Columns / Discourse / May 16, 2018

How to recognize the toxic people in your life

A toxic person can be hard to spot when you are so consumed by the feeling you have when you are with them. I know for me, it was easy to be around toxic people because of how comfortable I got around them and how blind I was to the manipulation that came with it. As I look back on those past relationships, I wonder how I was so adaptive to the toxic environment I was in. To try and avoid these situations in the future, I have put together my situations and done some research to notice the signs of toxic people before becoming a part of them once again. The three main aspects I have noticed in toxic people are manipulation, dependency and holding you back from your goals and your future. So starting off,

 

They are manipulative.

They can transform you into a completely different human being than who you are. I have become someone I don’t recognize whilst with toxic people. It has left me confused about who I truly am today.
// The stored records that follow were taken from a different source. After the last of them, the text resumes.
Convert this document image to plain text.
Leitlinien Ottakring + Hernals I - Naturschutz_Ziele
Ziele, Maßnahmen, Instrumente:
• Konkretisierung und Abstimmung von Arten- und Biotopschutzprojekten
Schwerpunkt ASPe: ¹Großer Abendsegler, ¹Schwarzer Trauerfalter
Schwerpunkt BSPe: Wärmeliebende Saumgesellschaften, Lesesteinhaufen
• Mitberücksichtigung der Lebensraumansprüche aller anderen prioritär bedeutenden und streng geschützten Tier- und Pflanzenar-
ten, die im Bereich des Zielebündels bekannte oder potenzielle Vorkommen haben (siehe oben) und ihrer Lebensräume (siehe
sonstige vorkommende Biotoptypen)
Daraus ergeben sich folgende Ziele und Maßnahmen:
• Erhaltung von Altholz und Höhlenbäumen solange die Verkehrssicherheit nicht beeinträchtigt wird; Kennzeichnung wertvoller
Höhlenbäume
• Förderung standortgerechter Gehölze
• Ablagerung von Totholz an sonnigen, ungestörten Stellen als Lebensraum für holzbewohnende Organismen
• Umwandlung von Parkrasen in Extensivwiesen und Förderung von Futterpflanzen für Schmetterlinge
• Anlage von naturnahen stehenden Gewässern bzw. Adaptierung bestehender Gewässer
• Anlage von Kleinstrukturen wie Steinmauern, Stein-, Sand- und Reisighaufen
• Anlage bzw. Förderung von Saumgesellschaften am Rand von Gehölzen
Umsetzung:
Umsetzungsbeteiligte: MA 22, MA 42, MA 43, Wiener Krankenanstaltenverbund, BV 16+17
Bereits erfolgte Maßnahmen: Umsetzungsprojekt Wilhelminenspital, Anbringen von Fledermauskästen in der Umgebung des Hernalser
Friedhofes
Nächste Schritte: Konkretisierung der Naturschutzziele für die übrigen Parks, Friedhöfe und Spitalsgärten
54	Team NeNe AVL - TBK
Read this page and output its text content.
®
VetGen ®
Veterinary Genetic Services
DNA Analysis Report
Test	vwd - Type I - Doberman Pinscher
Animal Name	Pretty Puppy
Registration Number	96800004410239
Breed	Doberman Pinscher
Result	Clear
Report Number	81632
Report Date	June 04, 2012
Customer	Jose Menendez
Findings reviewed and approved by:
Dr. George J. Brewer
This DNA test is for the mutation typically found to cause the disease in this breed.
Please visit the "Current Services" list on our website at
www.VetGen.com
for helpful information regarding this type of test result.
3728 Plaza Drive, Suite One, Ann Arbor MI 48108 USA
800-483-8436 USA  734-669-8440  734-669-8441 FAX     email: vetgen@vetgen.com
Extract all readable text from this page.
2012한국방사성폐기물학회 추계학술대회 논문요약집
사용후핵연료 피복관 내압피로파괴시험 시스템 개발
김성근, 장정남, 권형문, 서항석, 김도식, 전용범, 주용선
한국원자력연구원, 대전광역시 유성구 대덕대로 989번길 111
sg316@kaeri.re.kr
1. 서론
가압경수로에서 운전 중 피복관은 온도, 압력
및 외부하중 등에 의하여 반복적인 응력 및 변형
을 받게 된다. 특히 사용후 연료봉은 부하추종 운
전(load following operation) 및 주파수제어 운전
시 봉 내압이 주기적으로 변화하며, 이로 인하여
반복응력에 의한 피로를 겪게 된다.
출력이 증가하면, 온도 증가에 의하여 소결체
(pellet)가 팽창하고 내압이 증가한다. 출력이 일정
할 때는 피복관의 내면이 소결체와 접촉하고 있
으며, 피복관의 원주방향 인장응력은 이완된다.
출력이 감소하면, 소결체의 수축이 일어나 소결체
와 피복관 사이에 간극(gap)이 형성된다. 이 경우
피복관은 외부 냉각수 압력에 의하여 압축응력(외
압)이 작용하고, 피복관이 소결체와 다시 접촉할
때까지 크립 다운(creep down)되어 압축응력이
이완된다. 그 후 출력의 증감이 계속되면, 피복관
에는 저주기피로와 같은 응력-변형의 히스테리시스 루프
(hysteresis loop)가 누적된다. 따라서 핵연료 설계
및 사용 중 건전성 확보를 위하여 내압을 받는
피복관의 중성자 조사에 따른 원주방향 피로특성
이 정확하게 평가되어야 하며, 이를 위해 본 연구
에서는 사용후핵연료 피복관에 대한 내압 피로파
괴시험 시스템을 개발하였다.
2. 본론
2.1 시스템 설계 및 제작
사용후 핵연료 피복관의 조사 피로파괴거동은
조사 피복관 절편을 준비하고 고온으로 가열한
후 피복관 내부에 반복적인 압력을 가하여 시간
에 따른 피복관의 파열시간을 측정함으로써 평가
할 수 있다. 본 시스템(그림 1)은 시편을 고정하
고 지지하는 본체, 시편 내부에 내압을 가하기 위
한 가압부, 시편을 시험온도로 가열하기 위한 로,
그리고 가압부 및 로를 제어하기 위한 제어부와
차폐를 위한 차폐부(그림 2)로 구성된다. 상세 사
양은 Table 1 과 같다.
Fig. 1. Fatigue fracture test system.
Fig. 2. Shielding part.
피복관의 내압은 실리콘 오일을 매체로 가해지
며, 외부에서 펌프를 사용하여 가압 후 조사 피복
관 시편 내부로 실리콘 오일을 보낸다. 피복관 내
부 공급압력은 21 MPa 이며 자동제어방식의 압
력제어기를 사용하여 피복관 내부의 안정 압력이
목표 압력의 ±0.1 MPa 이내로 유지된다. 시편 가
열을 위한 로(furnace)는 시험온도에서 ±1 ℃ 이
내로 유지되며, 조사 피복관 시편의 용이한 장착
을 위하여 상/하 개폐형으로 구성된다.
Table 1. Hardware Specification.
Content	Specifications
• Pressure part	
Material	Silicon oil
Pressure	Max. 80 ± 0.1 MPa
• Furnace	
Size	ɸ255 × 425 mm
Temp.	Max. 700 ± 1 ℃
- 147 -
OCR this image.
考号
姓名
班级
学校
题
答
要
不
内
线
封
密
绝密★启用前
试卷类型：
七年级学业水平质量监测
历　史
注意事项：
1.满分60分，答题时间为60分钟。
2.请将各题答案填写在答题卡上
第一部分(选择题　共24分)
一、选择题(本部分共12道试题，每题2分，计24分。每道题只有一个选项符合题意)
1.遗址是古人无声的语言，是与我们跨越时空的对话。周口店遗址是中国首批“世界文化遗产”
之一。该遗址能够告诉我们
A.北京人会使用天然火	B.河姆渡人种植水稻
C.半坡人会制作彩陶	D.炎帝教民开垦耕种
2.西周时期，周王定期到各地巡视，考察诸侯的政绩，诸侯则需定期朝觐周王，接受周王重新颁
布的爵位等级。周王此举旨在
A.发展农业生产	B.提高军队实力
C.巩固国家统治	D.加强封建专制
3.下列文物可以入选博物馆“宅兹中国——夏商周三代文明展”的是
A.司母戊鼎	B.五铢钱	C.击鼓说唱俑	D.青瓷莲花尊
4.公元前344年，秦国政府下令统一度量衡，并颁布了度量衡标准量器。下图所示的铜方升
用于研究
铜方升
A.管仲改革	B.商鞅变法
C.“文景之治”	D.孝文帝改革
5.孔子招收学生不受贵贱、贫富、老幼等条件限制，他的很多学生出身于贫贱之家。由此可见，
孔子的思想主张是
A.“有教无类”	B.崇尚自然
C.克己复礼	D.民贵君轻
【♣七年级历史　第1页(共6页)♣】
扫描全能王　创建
Toxic people can put you into situations where you don’t know how to say no, especially when they are special to you. The peer pressure that comes with someone who has manipulated you into someone else can put you in regular uncomfortable situations that soon become normal in your everyday routine. It can push people into forgetting what is healthy and what is productive. You can lose track of what is important to you and what was making you happy before this person came into your life.

One way to notice this happening is to think about how you are spending your time lately, have you done things that are important to you in the past couple days? Do you still have a grip on how you feel when you are with this person? It is easy to forget emotions when you are so caught up in their manipulation. Do constant check-ins with yourself and ask people close to you if you have been changing the way you act recently. It is important to keep track of who you are, even when spending so much time with someone new.

 

They are dependent on you.

Dependency can be a good and bad thing. It is important to realize when it is productive dependency and when it is overcoming your life. In a past relationship of mine, the person had their entire life planned around mine. Their only goals and aspirations involved following me through my journey in life. This kind of dependency put a massive weight on my shoulders. I felt like I couldn’t let them go from my life because then their entire life would turn upside down. They didn’t know how to take care of themself. They didn’t have any productive goals for themself; their only goals involved me. It was tiring and overwhelming. It took me much longer to let go of this person because of the fear of ruining their plans, yet in the end it was the only plan that was productive for me. I had to make sure they were on their own so they could actively move forward without me.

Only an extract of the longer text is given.